20 Agosto 2022
“Como líderes católicos, devemos falar cada vez mais alto sobre nossos próprios princípios fundamentais – dignidade humana fundamental e preocupação com os pobres e vulneráveis. Devemos reagir com força contra aqueles que definem o estranho como uma ameaça”, escreve Tania Tetlow, reitora da Fordham University, em artigo publicado por America, 18-08-2022. A tradução é de Wagner Fernandes de Azevedo.
Tania Christina Tetlow tomou posse como reitora da jesuíta Fordham University em Nova York, no último mês de julho. Desde 2018 até este ano, ela foi reitora da Loyola University de Nova Orleans. Ela é a primeira mulher e leiga a ocupar essas posições em universidades católicas. Ela é advogada, trabalhou como assistente da Procuradoria Geral dos EUA e foi professora de Direito em diversas universidades.
Eu tomei um caminho incomum para servir como líder católica leiga, um caminho que talvez tenha me ajudado a entender a importância da liderança católica nesse momento difícil da nossa história. Como um ato de rebelião juvenil, eu não fui a uma universidade católica. Afinal, eu já havia recebido uma educação jesuíta desde o berço. Minha mãe é uma teóloga de formação jesuíta e meu pai foi padre jesuíta por 17 anos antes de deixar o ministério para ter uma família. Talvez eu precisasse ver o mundo de forma diferente.
Eu fui a uma universidade secular próxima a minha casa, em seguida para a Escola de Direito de Harvard (ou, como minha mentora, a deputada Lindy Boggs, a chamava, ‘aquela Escola Protestante Yankee’). Lá eu me encontrava ligeiramente envergonhada de usar um crucifixo, mas ainda o usava. Eu estava preocupada que a religião fosse vista como ignorância, mas para mim, religião era intelectual. As paredes da minha casa eram cobertas por filas de livros acadêmicos de teologia, e quando meus pais não queriam que as crianças escutassem suas conversas, conversavam em grego antigo. A ideia de ser considerada como parte de um grupo religioso que rejeita a razão parecia injusto para mim.
Também descobri o estereótipo de que as pessoas religiosas são politicamente conservadoras, algo que me fez aprofundar as maneiras como nossa Igreja realmente atravessa a divisão política estadunidense. Dos ensinamentos da Igreja sobre o aborto à pena de morte, preocupação com os pobres e cuidado com a Terra – nada disso corresponde perfeitamente aos nossos atuais abismos políticos. Não apenas isso, mas as próprias raízes de nossos ensinamentos começaram a parecer contraculturais. Como católicos, acreditamos em fazer sacrifícios pelo bem comum. Acreditamos em cuidar de nossos vizinhos como irmãos e irmãs e em acolher o estranho. Pode parecer que o libertarianismo começou a triunfar, mas os ensinamentos da Igreja se opõem firmemente a ele.

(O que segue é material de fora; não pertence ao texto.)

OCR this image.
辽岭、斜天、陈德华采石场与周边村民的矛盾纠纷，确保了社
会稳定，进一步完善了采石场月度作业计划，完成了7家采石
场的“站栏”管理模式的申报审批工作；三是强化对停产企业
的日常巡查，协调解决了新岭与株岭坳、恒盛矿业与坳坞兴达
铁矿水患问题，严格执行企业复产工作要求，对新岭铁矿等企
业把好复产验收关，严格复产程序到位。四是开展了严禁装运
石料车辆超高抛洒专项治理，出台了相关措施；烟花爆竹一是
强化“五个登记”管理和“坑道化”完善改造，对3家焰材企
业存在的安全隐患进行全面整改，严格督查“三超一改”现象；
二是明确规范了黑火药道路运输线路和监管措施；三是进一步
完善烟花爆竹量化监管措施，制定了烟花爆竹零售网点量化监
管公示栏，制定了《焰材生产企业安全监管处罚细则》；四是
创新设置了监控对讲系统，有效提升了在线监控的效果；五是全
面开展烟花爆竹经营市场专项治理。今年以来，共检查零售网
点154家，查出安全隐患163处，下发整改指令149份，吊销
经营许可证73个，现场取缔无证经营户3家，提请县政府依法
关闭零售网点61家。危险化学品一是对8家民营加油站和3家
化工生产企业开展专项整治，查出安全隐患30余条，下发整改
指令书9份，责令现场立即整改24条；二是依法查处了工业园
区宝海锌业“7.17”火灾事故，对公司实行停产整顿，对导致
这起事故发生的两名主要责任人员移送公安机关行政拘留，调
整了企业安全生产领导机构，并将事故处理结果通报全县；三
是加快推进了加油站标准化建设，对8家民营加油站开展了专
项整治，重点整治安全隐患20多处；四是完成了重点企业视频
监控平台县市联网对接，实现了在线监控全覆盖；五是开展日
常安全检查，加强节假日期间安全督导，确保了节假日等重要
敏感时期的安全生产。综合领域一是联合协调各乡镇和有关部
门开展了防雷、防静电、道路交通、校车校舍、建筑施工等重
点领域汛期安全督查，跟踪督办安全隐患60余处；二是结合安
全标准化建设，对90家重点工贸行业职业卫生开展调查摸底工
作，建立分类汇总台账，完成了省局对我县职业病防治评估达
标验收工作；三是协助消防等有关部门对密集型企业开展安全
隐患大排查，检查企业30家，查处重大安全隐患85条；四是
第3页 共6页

Sempre houve dois instintos concorrentes nos valores políticos estadunidenses. O individualismo impulsiona a busca por oportunidades e liberdade humana. Com a mesma força, o comunitarismo define um bem comum e nos ensina a virtude cívica. Um equilíbrio saudável entre os dois nos serviu bem. No momento, no entanto, o individualismo desenfreado está derrotando nossas normas comunitárias, envenenando nosso discurso político com um egoísmo desenfreado. Mesmo em meio a uma pandemia, quando nossa respiração pode infectar outras pessoas, lutamos para reconhecer que nossas liberdades quase sempre afetam os outros. Mais e mais de nós se recusam a ver nossos vizinhos como uma família humana, merecedora de respeito e dignidade. Estamos perdendo os valores comuns que precisamos para combater os crescentes movimentos de ódio e violência política.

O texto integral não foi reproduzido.